Tire rack says these will fit our cars. At 16.8 lbs each vs. 24 lbs each for the stock wheels would make a huge difference by the weight reduction of 7.2 lbs per wheel. Matched with some 225/60R16 tires would make it + 1.2% in total diameter.

This should make a significant improvement over the original Fuel Economy average MPG. Anybody wanna try them out?


----------



## MP81 (Jul 20, 2015)

Hmm, interesting if they fit or not. I'd probably go with a 215/60R16, in the interest of being lighter and keeping the same section width.


----------



## Sperry (Aug 3, 2013)

This car is a real highway star . My 50,000 mile average was 49.7 I do believe. I have the pic somewhere. Should be in my signature


----------



## Sperry (Aug 3, 2013)

About 230,000 miles now and replaced the def heater once . I’d love to get the gem 2 but retirement is getting close and I don’t really need another payment


----------



## Sperry (Aug 3, 2013)

Best tank for distance . Should have pushed another 50 miles


----------



## HeathenCruze (May 11, 2020)

Diesel4Ever said:


> Tire rack says these will fit our cars. At 16.8 lbs each vs. 24 lbs each for the stock wheels would make a huge difference by the weight reduction of 7.2 lbs per wheel. Matched with some 225/60R16 tires would make it + 1.2% in total diameter.
> 
> This should make a significant improvement over the original Fuel Economy average MPG. Anybody wanna try them out?
> 
> ...


What are they and how much?


----------



## Scott205 (Aug 11, 2016)

15cruzediesel said:


> All five windows open.
> A good mix of speeds from 55 to 70.
> Cruze control for 95% of journey.
> 
> Sad GM didn't push this car harder.


First off opening your windows above 35mph defeats the entire slipstream of the car, above 50 it is more efficient to run your a/c. Also cruise control, wastes tons of gas, you don't accelerate much down hill and the computer tend to push the throttle in the 2/3-3/4 going up hill.

When you do it again, especially below 80 degrees, do it will the windows up and your foot keeping the same throttle position (slowing down up hill, speed up down hill) and see what you get.

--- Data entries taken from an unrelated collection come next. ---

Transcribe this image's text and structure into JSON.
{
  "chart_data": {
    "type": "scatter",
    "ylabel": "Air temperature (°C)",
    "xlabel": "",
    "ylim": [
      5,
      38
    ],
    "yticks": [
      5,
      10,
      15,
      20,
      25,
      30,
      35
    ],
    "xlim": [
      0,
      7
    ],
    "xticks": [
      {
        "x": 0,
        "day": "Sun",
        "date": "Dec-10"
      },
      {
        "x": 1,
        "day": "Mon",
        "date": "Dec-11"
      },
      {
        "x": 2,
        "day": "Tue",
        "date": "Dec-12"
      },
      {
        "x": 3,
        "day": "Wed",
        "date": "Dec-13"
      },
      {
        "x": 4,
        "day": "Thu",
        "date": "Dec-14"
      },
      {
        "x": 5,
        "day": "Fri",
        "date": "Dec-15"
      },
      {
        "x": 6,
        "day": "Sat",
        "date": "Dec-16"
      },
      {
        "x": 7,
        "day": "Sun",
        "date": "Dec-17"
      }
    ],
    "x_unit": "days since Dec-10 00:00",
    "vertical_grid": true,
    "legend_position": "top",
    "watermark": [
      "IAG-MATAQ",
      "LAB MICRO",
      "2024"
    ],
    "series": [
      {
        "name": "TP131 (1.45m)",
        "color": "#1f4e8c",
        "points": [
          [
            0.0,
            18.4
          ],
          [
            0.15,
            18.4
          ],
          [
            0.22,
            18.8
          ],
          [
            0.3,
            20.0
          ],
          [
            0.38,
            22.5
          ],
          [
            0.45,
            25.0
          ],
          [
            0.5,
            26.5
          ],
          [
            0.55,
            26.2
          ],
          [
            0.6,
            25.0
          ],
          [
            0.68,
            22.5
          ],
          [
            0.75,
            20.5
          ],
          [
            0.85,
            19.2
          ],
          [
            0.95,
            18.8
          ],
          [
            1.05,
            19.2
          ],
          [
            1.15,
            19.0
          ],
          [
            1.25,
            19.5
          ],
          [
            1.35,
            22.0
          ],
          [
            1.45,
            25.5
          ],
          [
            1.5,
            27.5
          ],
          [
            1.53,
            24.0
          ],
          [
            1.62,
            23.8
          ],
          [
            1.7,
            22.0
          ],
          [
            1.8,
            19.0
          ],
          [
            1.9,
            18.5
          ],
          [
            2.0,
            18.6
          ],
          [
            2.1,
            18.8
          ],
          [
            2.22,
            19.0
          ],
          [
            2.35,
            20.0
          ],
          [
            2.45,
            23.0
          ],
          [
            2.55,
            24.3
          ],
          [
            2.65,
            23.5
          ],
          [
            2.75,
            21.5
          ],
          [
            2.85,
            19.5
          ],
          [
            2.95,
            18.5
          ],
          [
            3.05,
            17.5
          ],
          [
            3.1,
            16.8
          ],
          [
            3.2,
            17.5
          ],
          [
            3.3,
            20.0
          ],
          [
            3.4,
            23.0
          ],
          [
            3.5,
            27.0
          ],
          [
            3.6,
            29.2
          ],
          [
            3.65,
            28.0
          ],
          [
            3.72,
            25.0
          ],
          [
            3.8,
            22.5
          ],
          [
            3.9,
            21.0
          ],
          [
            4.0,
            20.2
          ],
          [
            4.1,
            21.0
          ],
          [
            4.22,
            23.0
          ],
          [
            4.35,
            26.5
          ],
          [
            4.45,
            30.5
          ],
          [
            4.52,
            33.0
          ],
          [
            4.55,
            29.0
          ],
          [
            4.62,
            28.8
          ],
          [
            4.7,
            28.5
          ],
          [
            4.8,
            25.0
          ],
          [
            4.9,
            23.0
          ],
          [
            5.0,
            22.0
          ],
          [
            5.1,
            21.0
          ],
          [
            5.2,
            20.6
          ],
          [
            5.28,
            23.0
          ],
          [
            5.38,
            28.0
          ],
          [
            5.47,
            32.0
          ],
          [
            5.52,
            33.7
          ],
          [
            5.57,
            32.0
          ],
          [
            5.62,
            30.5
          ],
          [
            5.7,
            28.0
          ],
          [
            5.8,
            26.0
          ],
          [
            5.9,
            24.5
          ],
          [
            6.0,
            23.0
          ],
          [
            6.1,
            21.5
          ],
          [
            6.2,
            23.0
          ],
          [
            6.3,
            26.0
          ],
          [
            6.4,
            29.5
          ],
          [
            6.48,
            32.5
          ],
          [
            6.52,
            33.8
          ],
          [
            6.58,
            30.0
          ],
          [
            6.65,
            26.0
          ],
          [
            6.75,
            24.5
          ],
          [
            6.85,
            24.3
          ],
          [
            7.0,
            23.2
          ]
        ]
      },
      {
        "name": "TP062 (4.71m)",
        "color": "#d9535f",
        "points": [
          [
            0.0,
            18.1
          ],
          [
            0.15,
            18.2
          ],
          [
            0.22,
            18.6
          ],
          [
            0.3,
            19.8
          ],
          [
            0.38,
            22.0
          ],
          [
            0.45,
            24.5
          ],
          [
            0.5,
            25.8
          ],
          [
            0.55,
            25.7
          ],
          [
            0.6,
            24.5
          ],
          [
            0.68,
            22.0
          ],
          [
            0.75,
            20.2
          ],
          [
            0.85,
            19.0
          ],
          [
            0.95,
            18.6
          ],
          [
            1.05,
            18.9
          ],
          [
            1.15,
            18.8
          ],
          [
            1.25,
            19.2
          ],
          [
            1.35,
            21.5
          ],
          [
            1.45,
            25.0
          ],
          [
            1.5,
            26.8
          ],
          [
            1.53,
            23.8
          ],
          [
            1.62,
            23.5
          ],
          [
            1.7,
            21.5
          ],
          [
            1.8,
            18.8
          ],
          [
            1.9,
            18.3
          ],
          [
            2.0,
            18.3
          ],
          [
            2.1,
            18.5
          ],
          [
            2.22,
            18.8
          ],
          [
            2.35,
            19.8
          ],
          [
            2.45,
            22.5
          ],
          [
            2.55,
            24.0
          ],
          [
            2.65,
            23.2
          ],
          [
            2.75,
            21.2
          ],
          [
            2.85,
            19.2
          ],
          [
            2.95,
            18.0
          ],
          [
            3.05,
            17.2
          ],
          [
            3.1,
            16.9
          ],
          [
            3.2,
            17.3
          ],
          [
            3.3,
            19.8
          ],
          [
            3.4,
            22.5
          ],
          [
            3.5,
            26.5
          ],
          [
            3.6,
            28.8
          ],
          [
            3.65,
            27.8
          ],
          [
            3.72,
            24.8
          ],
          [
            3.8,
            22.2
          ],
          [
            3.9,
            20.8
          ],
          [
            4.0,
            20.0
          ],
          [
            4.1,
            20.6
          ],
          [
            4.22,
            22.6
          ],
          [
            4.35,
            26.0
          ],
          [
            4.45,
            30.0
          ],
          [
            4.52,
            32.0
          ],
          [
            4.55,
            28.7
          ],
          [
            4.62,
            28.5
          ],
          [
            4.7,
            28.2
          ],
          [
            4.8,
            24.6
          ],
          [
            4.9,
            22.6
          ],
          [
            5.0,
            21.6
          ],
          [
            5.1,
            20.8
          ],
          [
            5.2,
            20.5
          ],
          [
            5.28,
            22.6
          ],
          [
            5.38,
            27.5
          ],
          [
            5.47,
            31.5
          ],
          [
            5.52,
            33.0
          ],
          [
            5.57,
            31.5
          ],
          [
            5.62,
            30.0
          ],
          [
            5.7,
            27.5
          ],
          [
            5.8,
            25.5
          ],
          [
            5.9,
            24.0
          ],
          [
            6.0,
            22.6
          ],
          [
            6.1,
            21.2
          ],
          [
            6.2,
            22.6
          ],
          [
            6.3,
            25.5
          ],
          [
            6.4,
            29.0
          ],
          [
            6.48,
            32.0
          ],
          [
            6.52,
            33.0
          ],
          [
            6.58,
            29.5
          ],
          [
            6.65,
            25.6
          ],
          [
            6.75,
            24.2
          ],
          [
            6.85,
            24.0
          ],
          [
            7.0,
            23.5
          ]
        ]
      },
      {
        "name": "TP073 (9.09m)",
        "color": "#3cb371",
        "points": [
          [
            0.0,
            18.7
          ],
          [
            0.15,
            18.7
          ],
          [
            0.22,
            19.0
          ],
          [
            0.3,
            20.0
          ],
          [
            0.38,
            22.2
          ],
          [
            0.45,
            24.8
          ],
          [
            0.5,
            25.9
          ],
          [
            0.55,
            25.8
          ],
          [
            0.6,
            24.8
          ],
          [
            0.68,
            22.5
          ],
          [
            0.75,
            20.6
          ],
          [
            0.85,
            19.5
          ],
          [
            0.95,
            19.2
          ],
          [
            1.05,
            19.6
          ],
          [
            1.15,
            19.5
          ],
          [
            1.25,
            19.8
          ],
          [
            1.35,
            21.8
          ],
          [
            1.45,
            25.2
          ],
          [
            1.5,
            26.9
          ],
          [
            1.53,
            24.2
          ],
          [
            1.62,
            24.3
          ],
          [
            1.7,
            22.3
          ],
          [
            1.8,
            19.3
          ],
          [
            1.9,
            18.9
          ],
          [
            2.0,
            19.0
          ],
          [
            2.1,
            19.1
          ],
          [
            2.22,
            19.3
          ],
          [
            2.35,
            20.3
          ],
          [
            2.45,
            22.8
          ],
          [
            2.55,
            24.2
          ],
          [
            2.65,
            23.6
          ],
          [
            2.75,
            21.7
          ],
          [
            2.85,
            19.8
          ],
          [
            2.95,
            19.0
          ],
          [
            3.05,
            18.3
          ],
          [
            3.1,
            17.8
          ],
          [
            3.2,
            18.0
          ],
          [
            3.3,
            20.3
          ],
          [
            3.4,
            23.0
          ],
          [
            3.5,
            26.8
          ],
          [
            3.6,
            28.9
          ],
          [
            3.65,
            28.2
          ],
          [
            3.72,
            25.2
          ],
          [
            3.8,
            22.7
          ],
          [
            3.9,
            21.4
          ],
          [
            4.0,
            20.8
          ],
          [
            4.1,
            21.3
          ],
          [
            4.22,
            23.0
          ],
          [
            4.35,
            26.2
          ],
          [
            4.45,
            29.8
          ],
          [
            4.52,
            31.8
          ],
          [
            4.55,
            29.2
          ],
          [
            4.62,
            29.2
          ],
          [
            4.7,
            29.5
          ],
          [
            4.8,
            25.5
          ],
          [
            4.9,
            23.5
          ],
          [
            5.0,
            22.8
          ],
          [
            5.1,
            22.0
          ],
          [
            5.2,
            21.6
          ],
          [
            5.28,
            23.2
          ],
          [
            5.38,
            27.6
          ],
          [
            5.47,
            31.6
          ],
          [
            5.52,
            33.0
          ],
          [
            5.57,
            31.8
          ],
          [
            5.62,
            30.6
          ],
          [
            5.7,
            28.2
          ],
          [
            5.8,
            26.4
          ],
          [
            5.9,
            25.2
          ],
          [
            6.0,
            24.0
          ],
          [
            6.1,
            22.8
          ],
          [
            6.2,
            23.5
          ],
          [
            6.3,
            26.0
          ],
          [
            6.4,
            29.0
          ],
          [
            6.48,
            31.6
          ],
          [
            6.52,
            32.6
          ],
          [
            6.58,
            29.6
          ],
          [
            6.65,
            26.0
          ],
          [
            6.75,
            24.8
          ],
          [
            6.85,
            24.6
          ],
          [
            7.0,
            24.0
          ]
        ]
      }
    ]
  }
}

I wish I would have bought a diesel, but my expectations at the time were to put 9k a year, ended up at 16k due to the ex moving.


----------



## Diesel4Ever (May 30, 2018)

HeathenCruze said:


> What are they and how much?


Enkei J10

$135 per wheel.



https://m.tirerack.com/wheels/WheelCloseUpServlet?target=runWheelSearch&initialPartNumber=40967003SML&wheelMake=Enkei+Performance&wheelModel=J10&wheelFinish=Silver+w%2FMachined+Lip&showRear=no&autoMake=Chevrolet&autoModel=Cruze&autoYear=2014&autoModClar=Turbo+Diesel


----------



## boraz (Aug 29, 2013)

Scott205 said:


> First off opening your windows above 35mph defeats the entire slipstream of the car, above 50 it is more efficient to run your a/c. Also cruise control, wastes tons of gas, you don't accelerate much down hill and the computer tend to push the throttle in the 2/3-3/4 going up hill.
> 
> When you do it again, especially below 80 degrees, do it will the windows up and your foot keeping the same throttle position (slowing down up hill, speed up down hill) and see what you get.
> 
> I wish I would have bought a diesel, but my expectations at the time were to put 9k a year, ended up at 16k due to the ex moving.


this car wastes zero gas

this car gets better mpg using cruise control


----------



## HeathenCruze (May 11, 2020)

Scott205 said:


> First off opening your windows above 35mph defeats the entire slipstream of the car, above 50 it is more efficient to run your a/c. Also cruise control, wastes tons of gas, you don't accelerate much down hill and the computer tend to push the throttle in the 2/3-3/4 going up hill.
> 
> When you do it again, especially below 80 degrees, do it will the windows up and your foot keeping the same throttle position (slowing down up hill, speed up down hill) and see what you get.
> 
> I wish I would have bought a diesel, but my expectations at the time were to put 9k a year, ended up at 16k due to the ex moving.





boraz said:


> this car wastes zero gas
> 
> this car gets better mpg using cruise control


On the 17 mile, 2 lane, 50mph, hilly/curvy section of road I drive twice a day as part of my 170 daily commute...i most definitely get better mileage without the cruise control set. I dont try to maintain the same speed to the top like the cruise does. Pick up a little more going downhill.


----------